Monday, November 08, 2004

One of over a thousand!

Dear North East 'No' Campaign
Thank you for being a competent, professional, down-to-earth campaigning team. Thank you for helping us to say 'No' to huge costs and 'Yes' to getting our current representatives - MPs, MEPs, councillors at various levels - to do the jobs that they are, after all, employed to do and which they have sworn oaths to do..... but which they then ignore in favour of party loyalty and expenses/pay-packet loyalty. That is the real problem that needs fixing that would solve all the other issues that people have been arguing about during the referendum campaign. We need to hold the current office holders to account before we start claiming that a new structure will somehow magically produce accountability from the same people - council leaders etc who would want jobs in an elected assembly - who have a track record of resisting accountability in their current and former public servant roles.

Incidentally, the official 'No' campaign wasn't half as good as your 'No' campaign. Their website just wasn't informative enough nor up-to-date enough. It came across as half-hearted and it lacked comprehensive information. Its design and navigation also wasn't as clear or accessible as yours.

If we'd failed to give a 'no' then some of the blame could be traced to the lack of an effective official 'No' campaign. But we also have to beware of being too web-based. Significant portions of society do not have computers and do not want them. Older people, for instance, have seen politicians come and go, they've seen previous spin and seen how it pans out. They've seen how 'this will give you a voice' has been used time and again and that it hasn't properly delivered 'a voice' yet.
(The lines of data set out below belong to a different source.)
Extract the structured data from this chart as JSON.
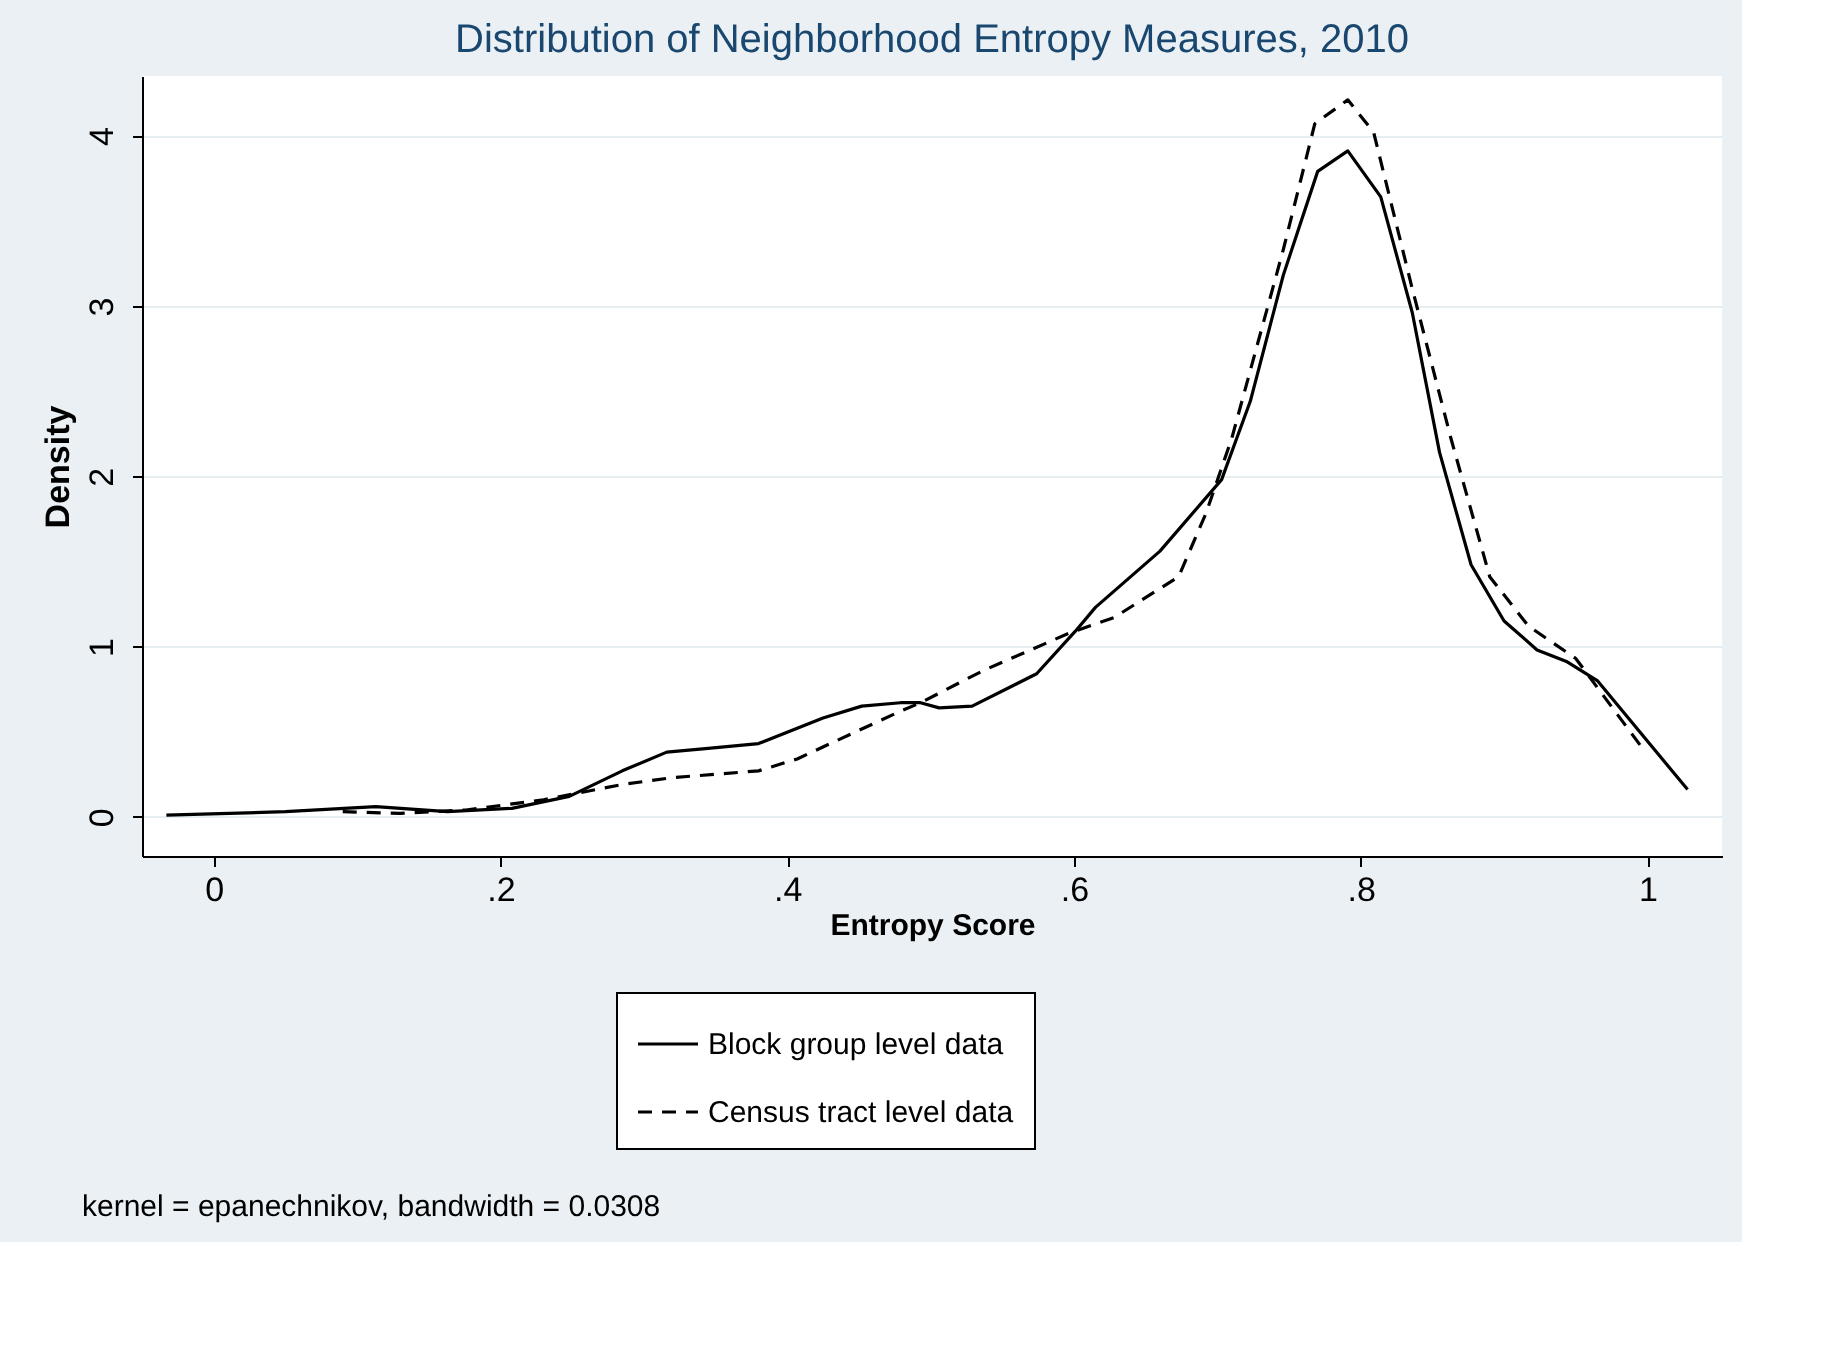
{
  "chart_data": {
    "type": "line",
    "title": "Distribution of Neighborhood Entropy Measures, 2010",
    "xlabel": "Entropy Score",
    "ylabel": "Density",
    "series": [
      {
        "name": "Block group level data",
        "color": "#000000",
        "line_style": "solid",
        "x": [
          -0.033,
          0.05,
          0.113,
          0.163,
          0.208,
          0.248,
          0.285,
          0.316,
          0.343,
          0.38,
          0.425,
          0.452,
          0.479,
          0.493,
          0.506,
          0.529,
          0.574,
          0.601,
          0.615,
          0.66,
          0.703,
          0.723,
          0.746,
          0.77,
          0.791,
          0.814,
          0.836,
          0.855,
          0.877,
          0.9,
          0.923,
          0.944,
          0.965,
          1.028
        ],
        "values": [
          0.01,
          0.03,
          0.06,
          0.03,
          0.05,
          0.12,
          0.27,
          0.38,
          0.4,
          0.43,
          0.58,
          0.65,
          0.67,
          0.67,
          0.64,
          0.65,
          0.84,
          1.09,
          1.23,
          1.56,
          1.98,
          2.44,
          3.18,
          3.79,
          3.91,
          3.64,
          2.96,
          2.14,
          1.48,
          1.15,
          0.98,
          0.91,
          0.8,
          0.16
        ]
      },
      {
        "name": "Census tract level data",
        "color": "#000000",
        "line_style": "dashed",
        "x": [
          0.09,
          0.13,
          0.176,
          0.23,
          0.285,
          0.32,
          0.38,
          0.407,
          0.448,
          0.479,
          0.493,
          0.537,
          0.597,
          0.628,
          0.673,
          0.692,
          0.71,
          0.746,
          0.768,
          0.791,
          0.809,
          0.836,
          0.863,
          0.89,
          0.917,
          0.95,
          0.995
        ],
        "values": [
          0.03,
          0.02,
          0.04,
          0.1,
          0.19,
          0.23,
          0.27,
          0.34,
          0.5,
          0.62,
          0.67,
          0.86,
          1.08,
          1.17,
          1.41,
          1.78,
          2.22,
          3.33,
          4.07,
          4.21,
          4.02,
          3.1,
          2.22,
          1.41,
          1.12,
          0.93,
          0.42
        ]
      }
    ],
    "xlim": [
      -0.05,
      1.052
    ],
    "ylim": [
      -0.23,
      4.35
    ],
    "xticks": [
      0,
      {
        "value": 0.2,
        "label": ".2"
      },
      {
        "value": 0.4,
        "label": ".4"
      },
      {
        "value": 0.6,
        "label": ".6"
      },
      {
        "value": 0.8,
        "label": ".8"
      },
      1
    ],
    "yticks": [
      0,
      1,
      2,
      3,
      4
    ],
    "grid": "y",
    "legend": "bottom",
    "annotations": [
      "kernel = epanechnikov, bandwidth = 0.0308"
    ]
  }
}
These people often do not have web access and would find it difficult to learn from the web even if they had access. These are the people, I believe, who will be instrumental in saying no to an EU constitution because they have lived long enough to not be swayed by window-dressing. They also fought for democratic rights and freedoms - suffragettes, two world wars - so they take these things less frivolously than the gung-ho younger generations who would give the EU a go just for the sake of trying it in their ignorance of the fact that it's all been tried before and it was called things like the German Empire, the British Empire, the Soviet Union.......The 'Yes' campaign was more active than all the 'No' campaigns put together in terms of sending leaflets and letters (to my house, at least), but then certain Labour MPs were in cahoots with them as well as certain sport personalities....... In any case, they weren't effective were they? Lessons learned all round.I'd like to see England united against these plans to fragment the country.
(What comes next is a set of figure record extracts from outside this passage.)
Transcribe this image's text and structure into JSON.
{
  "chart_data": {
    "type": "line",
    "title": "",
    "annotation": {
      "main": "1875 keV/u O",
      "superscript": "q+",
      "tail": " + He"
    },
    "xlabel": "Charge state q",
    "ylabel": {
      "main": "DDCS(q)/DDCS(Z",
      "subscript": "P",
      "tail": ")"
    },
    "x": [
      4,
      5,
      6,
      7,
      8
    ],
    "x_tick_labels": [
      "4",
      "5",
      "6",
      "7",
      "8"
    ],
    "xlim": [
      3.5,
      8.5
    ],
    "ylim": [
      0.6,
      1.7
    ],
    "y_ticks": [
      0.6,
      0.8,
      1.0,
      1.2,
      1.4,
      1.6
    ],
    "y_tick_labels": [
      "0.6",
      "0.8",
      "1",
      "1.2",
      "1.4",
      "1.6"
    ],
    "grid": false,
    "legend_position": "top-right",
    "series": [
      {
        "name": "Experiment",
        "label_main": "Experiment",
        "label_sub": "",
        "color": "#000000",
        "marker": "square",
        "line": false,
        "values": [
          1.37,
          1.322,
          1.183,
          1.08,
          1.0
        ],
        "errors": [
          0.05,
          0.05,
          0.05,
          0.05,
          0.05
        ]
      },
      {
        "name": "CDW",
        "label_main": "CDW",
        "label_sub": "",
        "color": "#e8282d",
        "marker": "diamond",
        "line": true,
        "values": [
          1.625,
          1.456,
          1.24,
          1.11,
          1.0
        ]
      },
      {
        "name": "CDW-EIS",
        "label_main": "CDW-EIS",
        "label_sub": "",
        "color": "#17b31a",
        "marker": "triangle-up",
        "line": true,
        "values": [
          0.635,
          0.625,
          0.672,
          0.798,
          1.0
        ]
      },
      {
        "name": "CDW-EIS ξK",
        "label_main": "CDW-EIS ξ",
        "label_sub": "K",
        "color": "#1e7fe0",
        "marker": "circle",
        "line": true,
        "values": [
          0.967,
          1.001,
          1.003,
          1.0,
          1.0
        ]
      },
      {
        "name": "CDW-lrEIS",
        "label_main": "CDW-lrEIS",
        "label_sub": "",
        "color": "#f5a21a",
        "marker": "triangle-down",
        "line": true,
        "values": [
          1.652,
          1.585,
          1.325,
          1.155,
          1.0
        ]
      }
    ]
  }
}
If each 'region' has a 'No' campaign that doesn't bother to join up with the 'No' campaigns of other regions then we have simply fragmented ourselves according to these regional maps from 'on high'. Obviously, that would be to hand them their victory. Unity is the immune system that maintains coherence and integrity in the face of threats of division. United we stand, divided we fall. It's as simple as that.I look forward to your campaign about the EU constitution. This country - preferably as the UK, but failing that, as England - needs to wake up in good time so that we can prevent a huge disaster in democracy that will, I believe, take about a century to correct if it's allowed to happen. An ounce of prevention is worth a pound of cure.

Once again, my gratitude for your teamwork and your campaigning to date.Yours sincerelyA very pleased voter!!

1 comment:

Anonymous said...

Two very good points about web based v doorstep contact, and the comment about unity.